« Regarde, maîtresse ! »

Olivier MAULINI
Université de Genève
Faculté de psychologie et des sciences de l'éducation

31 mars 2006

Texte paru dans l'Educateur (n°4), rubrique Sacré Charlemagne (L'école, idée folle ?).


À l’école, on apprend sous le regard du maître. Il dit quand c’est bien, quand c’est beau, quand c’est vrai ou faux. Mais devenir autonome, n’est-ce pas prendre à son compte une partie de l’évaluation ?

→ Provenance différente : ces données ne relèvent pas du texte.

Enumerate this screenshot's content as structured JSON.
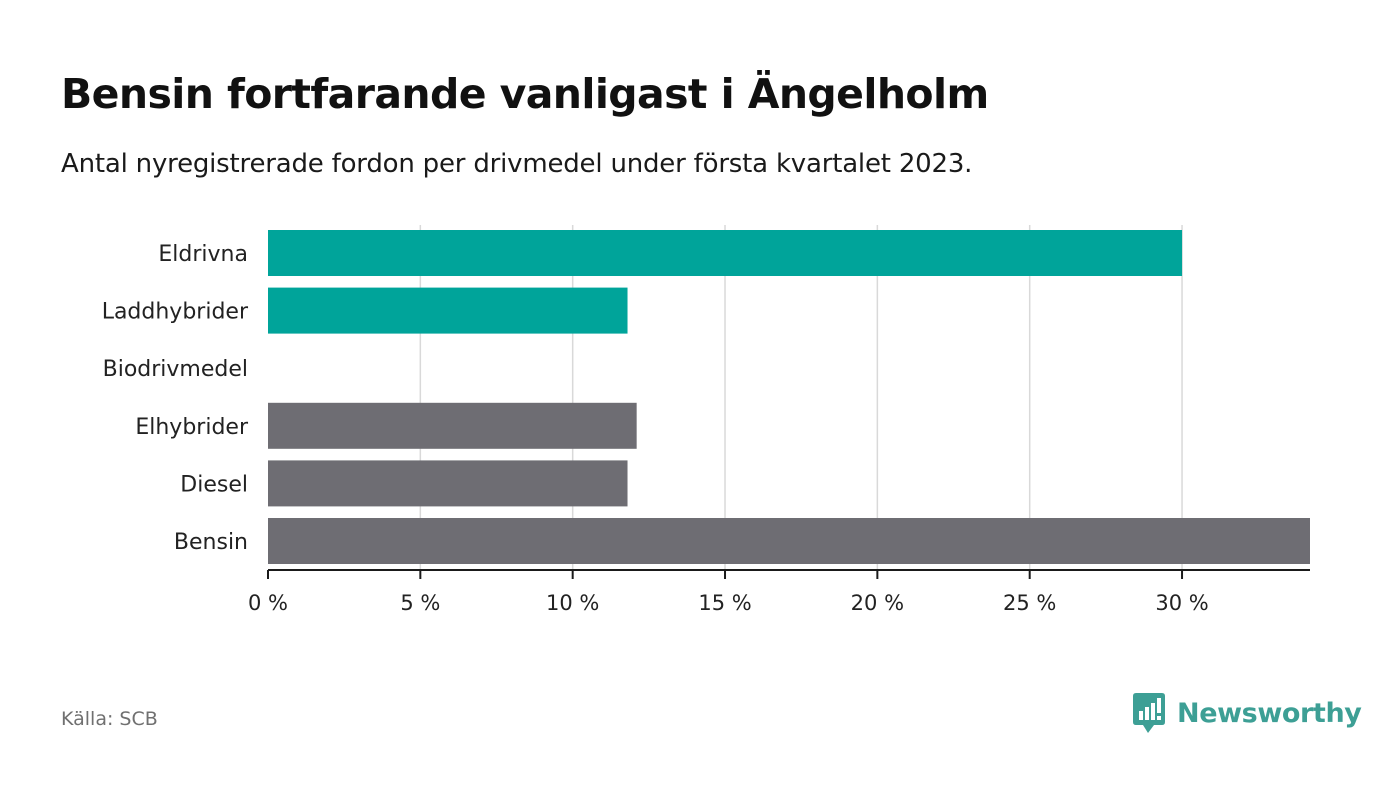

À la piscine : une classe de petits s’initie à la natation. Il faut mettre la tête sous l’eau, brasser avec conviction, caboter au mieux en s’aidant de bouées, de flotteurs ou de ballons. « Regarde, maîtresse… ! » : Alain s’est assis sur une planche et fait la culbute en riant. « T’as vu maîtresse ? On fait un radeau ! » : Anne, Ouraf et Sarah se tiennent par les mains et les pieds en nageant sur le dos. « Maîtresse, maîtresse, je saute à la corde ! » : Ramon fait tourner une frite sur sa tête puis dans l’eau. Les nageurs débordent d’imagination. Ils jouent le jeu de l’enseignante par devoir ou par conviction, mais à condition d’être payés d’une approbation : « Bravo ! dit la maîtresse. C’est bien… Très bien… Ah !... Oh !... Plus vite, plus vite !... Plus haut, plus haut !… » On dirait que la classe ne vit qu’à travers ses exclamations : qu’elle se taise, et que resterait-il de la motivation ?

Notez que l’écriture ou le calcul ne s’enseignent guère autrement. « Maîtresse, c’est juste ? » « C’est bien, maîtresse ? » Quoi que fassent les élèves – tracer des lettres, conjuguer un verbe, mesurer un angle – ils recherchent l’expertise d’autrui pour savoir s’ils ont oui ou non bien compris. L’évaluation commence bien avant les récitations et les portfolios, lorsque nous sommes harcelés de demandes de validation. Comment répondre à bon escient ? Quand dire « Oui, c’est parfait. », « Non, refais ! » ou plutôt « Je ne sais pas… Et vous-mêmes, vous en pensez quoi… » ? Si nous jugeons de tout, les élèves doivent nous croire sur parole. Si nous ne disons rien, on ne voit pas pourquoi ils viendraient à l’école. Le secret du métier, c’est de sanctionner juste assez pour que l’apprenti soit de moins en moins chaperonné, qu’il en vienne à s’« autoévaluer », à connaître les normes, pas seulement à les suivre sous dictée.

C’est pour cela que l’on étudie : pour devenir peu à peu autonome, c’est-à-dire instruit, capable de faire la part de l’erreur et de la vérité, de la justice et de l’inéquité, de ce qui est admissible ou bien discutable du point de vue critique d’un esprit libéré, se méfiant de ce que les maîtres du monde (ou le gourou du quartier) l’autorisent à penser. « Est-ce juste, monsieur le directeur ? » « Suis-je bien, monsieur le curé ? » « C’est vrai, madame TV ? » Où mène le respect de ceux qui savent si nous ne pouvons pas petit à petit agir à notre tour – grâce à eux, donc aussi en nous passant d’eux – de manière raisonnée ?

« Dans toute relation humaine, nous devrions avoir en vue cette évolution, dit Mireille Cifali : dépendance, attachement et prise d’indépendance. C’est ainsi qu’on grandit, à tout âge de la vie. » Le maître tout-puissant se fait plaisir le long du bassin, tant que les élèves s’en remettent de gré ou de force à son examen. Mais qu’arrivera-t-il hors les murs, quand le temps sera venu pour le formé de s’autogouverner, de ne sombrer ni sous le « déluge de l’information » ni dans un « océan de savoir » dont le niveau ne fait que monter ? Le bon nageur ne demande pas en crawlant s’il a 3 ou 6 de battements de pieds : il économise son souffle pour régler son geste et rejoindre la côte avant de tétaniser ; il se sauve tout seul ou secourt son prochain sans attendre d’y être invité. Bref, il est autonome : il n’a pas besoin, pour savoir quoi faire, d’être regardé.